Attenzione: questa pagina è una traduzione automatica di questa pagina originariamente in lingua inglese. Si prega di notare in quanto le traduzioni sono generate da macchine, non tutte le traduzioni saranno perfetti. Questo sito web e le sue pagine web sono destinati ad essere letto in inglese. Ogni traduzione del sito e le sue pagine web possono essere imprecise e inesatte, in tutto o in parte.

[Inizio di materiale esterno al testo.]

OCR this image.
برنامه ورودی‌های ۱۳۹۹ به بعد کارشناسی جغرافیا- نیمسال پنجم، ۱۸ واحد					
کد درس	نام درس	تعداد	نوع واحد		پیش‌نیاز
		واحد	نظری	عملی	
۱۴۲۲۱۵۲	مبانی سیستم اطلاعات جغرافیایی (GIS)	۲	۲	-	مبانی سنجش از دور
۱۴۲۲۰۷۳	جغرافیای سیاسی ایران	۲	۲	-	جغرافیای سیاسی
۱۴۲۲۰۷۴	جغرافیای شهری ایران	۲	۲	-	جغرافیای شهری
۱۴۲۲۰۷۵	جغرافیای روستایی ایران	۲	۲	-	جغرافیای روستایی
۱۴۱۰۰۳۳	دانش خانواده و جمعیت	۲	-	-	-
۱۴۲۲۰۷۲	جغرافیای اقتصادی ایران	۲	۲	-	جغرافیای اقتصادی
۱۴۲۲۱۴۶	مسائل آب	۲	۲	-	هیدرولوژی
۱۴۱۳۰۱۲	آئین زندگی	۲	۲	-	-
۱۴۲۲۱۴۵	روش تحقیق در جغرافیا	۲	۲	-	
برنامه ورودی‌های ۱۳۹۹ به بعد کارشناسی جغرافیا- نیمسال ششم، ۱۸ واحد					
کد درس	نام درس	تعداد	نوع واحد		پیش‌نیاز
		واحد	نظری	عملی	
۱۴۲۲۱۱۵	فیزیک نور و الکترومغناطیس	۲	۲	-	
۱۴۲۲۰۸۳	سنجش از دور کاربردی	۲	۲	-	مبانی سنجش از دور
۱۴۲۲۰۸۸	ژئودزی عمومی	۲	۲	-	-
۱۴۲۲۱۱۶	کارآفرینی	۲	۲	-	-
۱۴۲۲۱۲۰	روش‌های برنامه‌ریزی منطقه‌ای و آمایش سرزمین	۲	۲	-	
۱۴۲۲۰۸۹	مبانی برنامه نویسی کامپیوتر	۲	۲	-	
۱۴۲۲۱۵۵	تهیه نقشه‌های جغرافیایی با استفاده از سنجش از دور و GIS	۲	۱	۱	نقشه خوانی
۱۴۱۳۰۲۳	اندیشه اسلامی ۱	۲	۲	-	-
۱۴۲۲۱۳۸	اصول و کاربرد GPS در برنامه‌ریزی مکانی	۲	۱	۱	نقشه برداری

Questa traduzione è fornita per comodità.

L'inibitore orale di BRAF può estendere la sopravvivenza fino 16 mesi per i pazienti con il millimetro

Un gruppo internazionale dei ricercatori dagli Stati Uniti e dall'Australia, compreso i ricercatori al centro del Cancro di Moffitt a Tampa, Fla., ha trovato che il vemurafenib orale dell'inibitore di BRAF (PLX4032) una volta provato in un test clinico di fase II ha offerto un tasso alto di risposta in pazienti con il melanoma metastatico precedentemente trattato e chi ha avuto la mutazione di BRAF. Più di 50 per cento dei pazienti nella prova hanno avuti le risposte positive e prolungate e una sopravvivenza mediana di quasi 16 mesi.

Lo studio è stato pubblicato in un'emissione recente di New England Journal di medicina.

Secondo il co-author Jeffrey S. Weber, M.D., il Ph.D., Direttore di studio del centro di ricerca del melanoma di Donald A. Adam Comprehensive a Moffitt, circa 50 per cento dei melanomi harbor la chinasi proteica d'attivazione B-RAF della teonina di mutazione (V600). Purtroppo, le opzioni del trattamento per questi pazienti sono “limitate.„

Il vemurafenib dell'inibitore di BRAF era stato trovato efficace nelle prove di fase I e di fase III. Tuttavia, per determinare il tasso di risposta globale nei pazienti precedentemente curati del melanoma di stadio IV, i ricercatori hanno progettato un multi-center, sperimentazione di fase II con 132 pazienti con il melanoma metastatico precedentemente trattato di BRAF V600-mutant. La prova è stata progettata dagli autori e dai rappresentanti accademici senior del garante di prova, la Hoffman-La Roche ed era aperta agli adulti sopra l'età di 18 con il melanoma istologicamente provato di stadio IV, la malattia progressiva ed almeno un trattamento sistemico priore.

“Pochi pazienti con il melanoma metastatico che sopporta la mutazione di BRAF V600 hanno una risposta alle chemioterapie sistematiche,„ ha detto Weber. “Ulteriormente, la maggior parte hanno una sopravvivenza mediana dei soltanto sei - 10 mesi. Tuttavia, questo studio ha reso un tasso di risposta globale di 56 per cento e una sopravvivenza mediana di quasi 16 mesi.„

Il tasso di risposta di 56 per cento per questo studio era superiore ai tassi di risposta riferiti sugli studi con altre terapie per una maggioranza dei pazienti, quale il impilimumab dell'anticorpo monoclonale. Una volta di più, la risposta per i pazienti nella sperimentazione di fase II del vemurafenib era “rapida,„ ha detto gli autori di studio, con meno di 15 per cento dei pazienti che hanno progressione di malattia alla loro prima valutazione.

“Questa prova ha indicato che il vemurafenib ha clinicamente attività antitumorale evidente nel melanoma metastatico e che i tassi di risposta sono superiori a quelli connessi con le terapie precedentemente applicate,„ ha concluso Weber.

Gli autori hanno riferito che gli effetti tossici erano comuni, ma non severo o pericoloso nella maggior parte dei casi. Hanno aggiunto che, come con la maggior parte delle terapie mirate a che bloccano un oconogene del driver, le cellule tumorali possono sviluppare la resistenza con il dosaggio continuato ed i meccanismi molecolari di vemurafenib sono “in esame„ a Moffitt da Keiran S. Smalley, Ph.D. e ad altre istituzioni rispondere alle domande circa la resistenza.